Three-way eletronic nose data
Thomas Skov & Rasmus Bro
The Food Technology group, a section of the Department of Food Science, KVL,
Rolighedsvej 30, DK-1958 Frederiksberg C, Denmark
These data was obtained in order to investigate if bad licorices could be differentiated from good licorices.
The problem of bad licorices was revealed through several complaints from consumers that reported a burned taste of the licorices. The licorice company therefore initiated an investigation to find a method that could distinguish between bad and good licorices. A third group of fabricated bad licorices (licorices dried for a longer time) were included in the data set, to mimic the observed burned taste of the bad licorices.
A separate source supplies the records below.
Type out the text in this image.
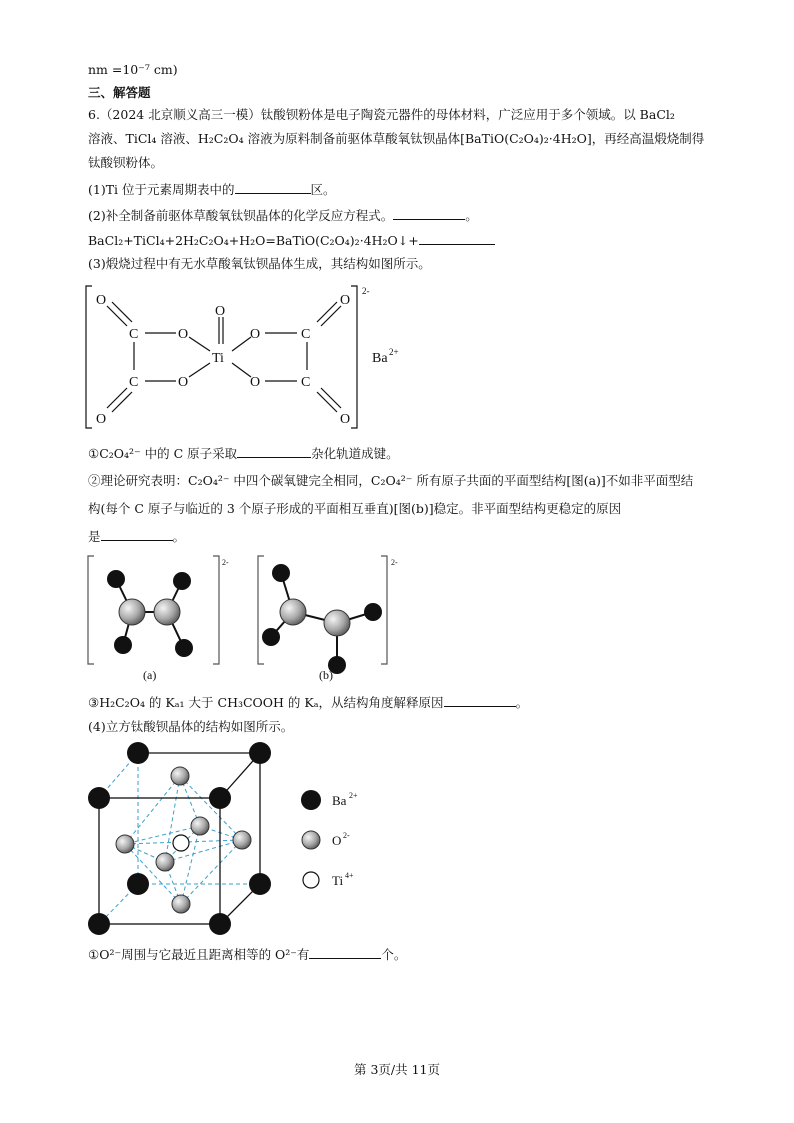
nm =10⁻⁷ cm)
三、解答题
6.（2024 北京顺义高三一模）钛酸钡粉体是电子陶瓷元器件的母体材料，广泛应用于多个领域。以 BaCl₂
溶液、TiCl₄ 溶液、H₂C₂O₄ 溶液为原料制备前驱体草酸氧钛钡晶体[BaTiO(C₂O₄)₂·4H₂O]，再经高温煅烧制得
钛酸钡粉体。
(1)Ti 位于元素周期表中的	区。
(2)补全制备前驱体草酸氧钛钡晶体的化学反应方程式。	。
BaCl₂+TiCl₄+2H₂C₂O₄+H₂O=BaTiO(C₂O₄)₂·4H₂O↓+
(3)煅烧过程中有无水草酸氧钛钡晶体生成，其结构如图所示。
O
O
C
C
O
O
O
Ti
O
O
C
C
O
O
2-
Ba 2+
①C₂O₄²⁻ 中的 C 原子采取	杂化轨道成键。
②理论研究表明：C₂O₄²⁻ 中四个碳氧键完全相同，C₂O₄²⁻ 所有原子共面的平面型结构[图(a)]不如非平面型结
构(每个 C 原子与临近的 3 个原子形成的平面相互垂直)[图(b)]稳定。非平面型结构更稳定的原因
是	。
2-	2-
(a)	(b)
③H₂C₂O₄ 的 Kₐ₁ 大于 CH₃COOH 的 Kₐ，从结构角度解释原因	。
(4)立方钛酸钡晶体的结构如图所示。
Ba 2+
O 2-
Ti 4+
①O²⁻周围与它最近且距离相等的 O²⁻有	个。
第 3页/共 11页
An electronic nose combined with multivariate tools (chemometrics) showed applicable for this purpose. Due to the time-consuming data analysis with several pre-processing steps and model investigations an innovative GUI (Graphical User Interface), ‘SENSABLE - Analysis of sensor based data’, was made.
The data is available in MATLAB 6.5 format (0.5MB). Download the data and write load data in MATLAB to inspect the data. The data is given in a structure array (NoseData) which contains further information about the data.
If you use the data we would appreciate that you report the results to us as a courtesy of the work involved in producing and preparing the data. Also you may want to refer to the data by referring to:
T. Skov and R. Bro. A new approach for modelling sensor based data, Submitted for publication (2004)
This data-set is also used as exercise material for a Matlab GUI for the analysis of sensor array data called SENSABLE.
The X matrix is arranged as: Samples × Time × Sensor. See Figure 1.
Figure 1.Structure of data from the electronic nose, with the k slab (k sensor) shown.
The sample mode consists of 6 good licorice samples, 6 bad licorice samples and 6 fabricated bad licorice samples. The time mode is a continuous time scale where the sensor signal has been measured over 120 sec every ½ sec. The first time is the baseline signal (i.e. signal of carrier gas). Twelve sensors, all based on Metal Oxide Semiconductor (MOS) technologies, were used to register the volatile compounds from the samples.
This means that the size of X will be 18 × 241 × 12.
Y-matrix: Because we know that the samples belong to three specific groups a discriminant variable is included as a kind of external information. Ideally this is done to maximize the separation between the groups and to minimize the variation within each group.
A typical response of the twelve sensors from a general sample is shown in Figure 2.
Figure 2. Baseline corrected sensor signal ((S-S0)/ S0) for one licorice sample for the twelve sensors.